ROT (Rotation) hashing is a simple letter substitution cipher similar to ROT-13, but instead of rotating by 13 positions, you can rotate the letters in the alphabet by any number from 1 to 25. Each number represents a different rotation value, and it's used to encode and decode text. Here's how ROT 1-25 hashing works:

Encoding (ROT 1-25):

  1. Start with a piece of text you want to encode.
  2. Choose a rotation value between 1 and 25.
  3. For each letter in the text, do the following:
    • If it's a lowercase letter (a to z), replace it with the letter rotated by the chosen value, wrapping around if necessary. For example, with a rotation of 1, 'a' becomes 'b', 'b' becomes 'c', and 'z' becomes 'a'.
    • If it's an uppercase letter (A to Z), follow the same rule but using uppercase letters. For example, with a rotation of 1, 'A' becomes 'B', 'B' becomes 'C', and 'Z' becomes 'A'.
    • If it's not a letter (such as a number, symbol, or space), leave it unchanged.
  4. Repeat this process for every letter in the text.

Decoding (ROT 1-25): Decoding ROT 1-25 is the same as encoding because the process is symmetrical. To decode a ROT 1-25 encoded message, follow these steps:

  1. Start with the ROT 1-25 encoded text.
  2. Know the rotation value that was used to encode it.
  3. Apply the same ROT 1-25 encoding process but in reverse. In other words, rotate the letters backward by the chosen value.
  4. The result will be the original, unencoded text.
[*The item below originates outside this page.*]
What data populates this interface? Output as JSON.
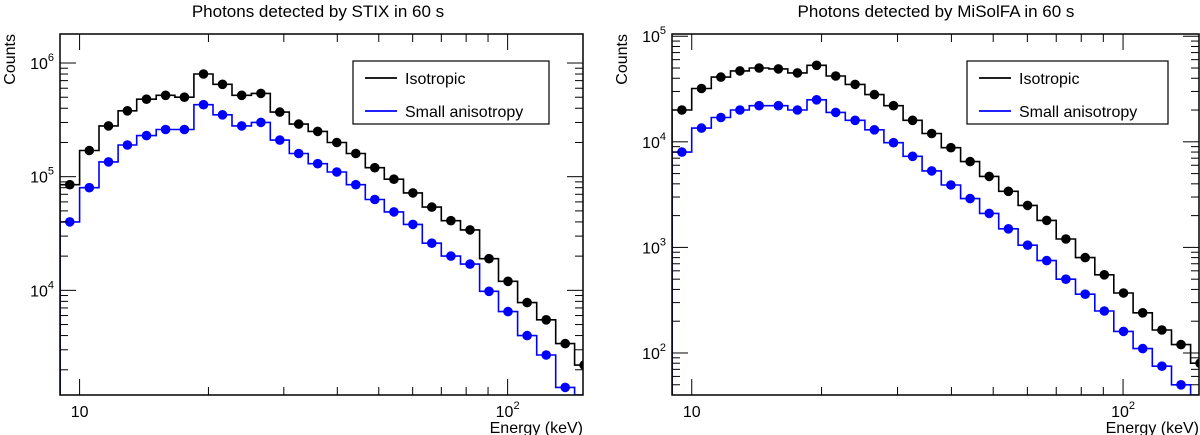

Example: Let's say you have the text "Hello, World!" and you want to encode it using ROT 3 (rotate by 3 positions):

  1. H -> E
  2. e -> b
  3. l -> i
  4. l -> i
  5. o -> l
  6. , (comma) -> , (comma) [unchanged]
  7. (space) -> (space) [unchanged]
  8. W -> T
  9. o -> l
  10. r -> o
  11. l -> i
  12. d -> a
  13. ! (exclamation mark) -> ! (exclamation mark) [unchanged]

So, "Hello, World!" encoded with ROT 3 becomes "Ebilb, Tolia!".

To decode "Ebilb, Tolia!" back to the original text with a ROT 3 rotation, you would apply the ROT 3 encoding process in reverse, resulting in "Hello, World!".

Each ROT value from 1 to 25 corresponds to a different rotation, and you can choose any of them for encoding and decoding text.